Suction dredging is a relatively new mining method that uses a suction dredge machine similar to a large underwater vacuum cleaner to suck material up from a river or stream bottom. The machine runs the material through a separation system to recover the valuable materials, and then jettisons the sediment and gravels back into the water as tailings or spoils.
Gold panning or the use of sluice boxes most often has a negligible effect on the surrounding land, water and wildlife. Suction dredging, on the other hand, can damage streams and impair fish and other aquatic life.
Aquatic Ecosystem Impacts
Suction dredge operations can harm important fisheries by destroying fish eggs, degrading spawning sites, and harming the aquatic insects that fish eat.
Salmon and other fish use the bottom of streams to lay their eggs. Salmon bury their eggs in gravel nests at the bottom of a stream. Other fish, like whitefish, spawn in the stream and their eggs settle to the streambed where they remain on the gravel surface throughout the incubation period.
A suction dredge pump vacuums water and gravel through the nozzle and hose at 9 to 10 feet per second. Fish eggs taken up with the gravel cannot survive the battering and pounding that comes with moving through the hose. Spawning success may also be affected if the fish lays its eggs on unstable dredge tailings. Stability is critical to spawning success of many fall-spawning species.
Further impacts to fish may occur when the silt and gravel that runs through a suction dredge flows downstream and settles among the gravel and rocks in the streambed. Too much silt and sand make it difficult for the salmon to dig suitable nests to spawn and can smother fish eggs already deposited on the bottom of the stream. Aquatic insects, which fish eat, also have difficulty living in heavily silted streams.
Recreational Mining and the Law
Under current law, small mining operations are recreational miners are exempt from the $125 claim maintenance fee. This waiver applies to anyone that holds 10 or fewer claims. In order to receive the fee waiver, annual assessment work must be performed on the claims. HR 2262, the Hardrock Mining and Reclamation Act of 2007, would not change the claim maintenance fee or the small miner fee waiver.

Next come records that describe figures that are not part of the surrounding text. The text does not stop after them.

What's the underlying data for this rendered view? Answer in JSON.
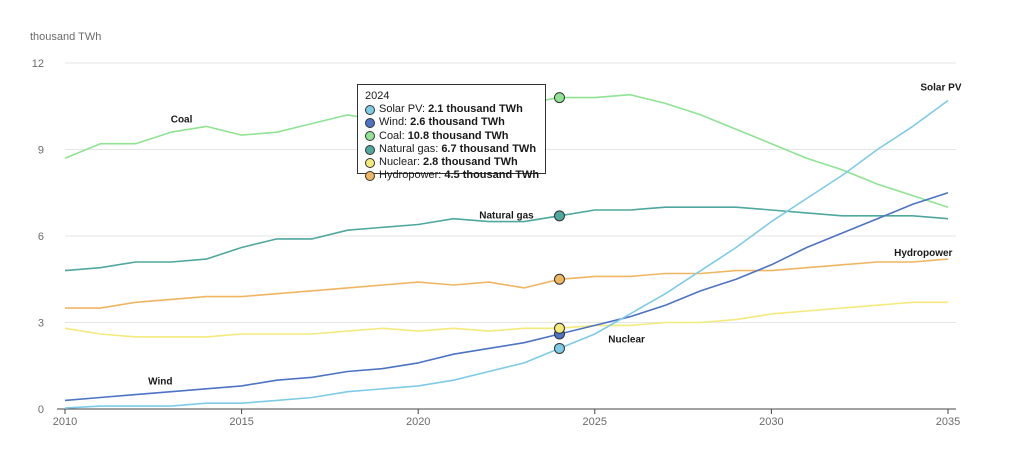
{
  "chart_data": {
    "type": "line",
    "unit_label": "thousand TWh",
    "x": [
      2010,
      2011,
      2012,
      2013,
      2014,
      2015,
      2016,
      2017,
      2018,
      2019,
      2020,
      2021,
      2022,
      2023,
      2024,
      2025,
      2026,
      2027,
      2028,
      2029,
      2030,
      2031,
      2032,
      2033,
      2034,
      2035
    ],
    "xlim": [
      2010,
      2035
    ],
    "ylim": [
      0,
      12
    ],
    "x_ticks": [
      2010,
      2015,
      2020,
      2025,
      2030,
      2035
    ],
    "y_ticks": [
      0,
      3,
      6,
      9,
      12
    ],
    "grid": "horizontal",
    "highlight_x": 2024,
    "series": [
      {
        "name": "Solar PV",
        "label": "Solar PV",
        "color": "#7ecbe8",
        "values": [
          0.03,
          0.1,
          0.1,
          0.1,
          0.2,
          0.2,
          0.3,
          0.4,
          0.6,
          0.7,
          0.8,
          1.0,
          1.3,
          1.6,
          2.1,
          2.6,
          3.3,
          4.0,
          4.8,
          5.6,
          6.5,
          7.3,
          8.1,
          9.0,
          9.8,
          10.7
        ]
      },
      {
        "name": "Wind",
        "label": "Wind",
        "color": "#4d74c4",
        "values": [
          0.3,
          0.4,
          0.5,
          0.6,
          0.7,
          0.8,
          1.0,
          1.1,
          1.3,
          1.4,
          1.6,
          1.9,
          2.1,
          2.3,
          2.6,
          2.9,
          3.2,
          3.6,
          4.1,
          4.5,
          5.0,
          5.6,
          6.1,
          6.6,
          7.1,
          7.5
        ]
      },
      {
        "name": "Coal",
        "label": "Coal",
        "color": "#8fe393",
        "values": [
          8.7,
          9.2,
          9.2,
          9.6,
          9.8,
          9.5,
          9.6,
          9.9,
          10.2,
          10.0,
          9.7,
          10.3,
          10.4,
          10.6,
          10.8,
          10.8,
          10.9,
          10.6,
          10.2,
          9.7,
          9.2,
          8.7,
          8.3,
          7.8,
          7.4,
          7.0
        ]
      },
      {
        "name": "Natural gas",
        "label": "Natural gas",
        "color": "#4ea89e",
        "values": [
          4.8,
          4.9,
          5.1,
          5.1,
          5.2,
          5.6,
          5.9,
          5.9,
          6.2,
          6.3,
          6.4,
          6.6,
          6.5,
          6.5,
          6.7,
          6.9,
          6.9,
          7.0,
          7.0,
          7.0,
          6.9,
          6.8,
          6.7,
          6.7,
          6.7,
          6.6
        ]
      },
      {
        "name": "Nuclear",
        "label": "Nuclear",
        "color": "#f4ea7c",
        "values": [
          2.8,
          2.6,
          2.5,
          2.5,
          2.5,
          2.6,
          2.6,
          2.6,
          2.7,
          2.8,
          2.7,
          2.8,
          2.7,
          2.8,
          2.8,
          2.9,
          2.9,
          3.0,
          3.0,
          3.1,
          3.3,
          3.4,
          3.5,
          3.6,
          3.7,
          3.7
        ]
      },
      {
        "name": "Hydropower",
        "label": "Hydropower",
        "color": "#efb662",
        "values": [
          3.5,
          3.5,
          3.7,
          3.8,
          3.9,
          3.9,
          4.0,
          4.1,
          4.2,
          4.3,
          4.4,
          4.3,
          4.4,
          4.2,
          4.5,
          4.6,
          4.6,
          4.7,
          4.7,
          4.8,
          4.8,
          4.9,
          5.0,
          5.1,
          5.1,
          5.2
        ]
      }
    ],
    "annotations": [
      {
        "text": "Coal",
        "series": "Coal",
        "at_x": 2013.3
      },
      {
        "text": "Natural gas",
        "series": "Natural gas",
        "at_x": 2022.5
      },
      {
        "text": "Solar PV",
        "series": "Solar PV",
        "at_x": 2034.8
      },
      {
        "text": "Hydropower",
        "series": "Hydropower",
        "at_x": 2034.3
      },
      {
        "text": "Nuclear",
        "series": "Nuclear",
        "at_x": 2025.9
      },
      {
        "text": "Wind",
        "series": "Wind",
        "at_x": 2012.7
      }
    ],
    "tooltip": {
      "year": "2024",
      "rows": [
        {
          "label": "Solar PV:",
          "value": "2.1 thousand TWh",
          "color": "#7ecbe8"
        },
        {
          "label": "Wind:",
          "value": "2.6 thousand TWh",
          "color": "#4d74c4"
        },
        {
          "label": "Coal:",
          "value": "10.8 thousand TWh",
          "color": "#8fe393"
        },
        {
          "label": "Natural gas:",
          "value": "6.7 thousand TWh",
          "color": "#4ea89e"
        },
        {
          "label": "Nuclear:",
          "value": "2.8 thousand TWh",
          "color": "#f4ea7c"
        },
        {
          "label": "Hydropower:",
          "value": "4.5 thousand TWh",
          "color": "#efb662"
        }
      ]
    }
  }
}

HR 2262 would allow recreational miners to mine without a permit when undertaking casual use activities that do not have the potential to damage public lands, such as panning for minerals or using hand tools to mine.
The use of explosives, suction dredge machines, toxic chemicals or earth moving equipment would require a permit in order to ensure that water, land and wildlife in the area is protected.
Harvey and Lisle, 1999. North American Journal of Fisheries Management 19: 613-617, Scour of Chinook Salmon Redds on Suction Dredge Tailings.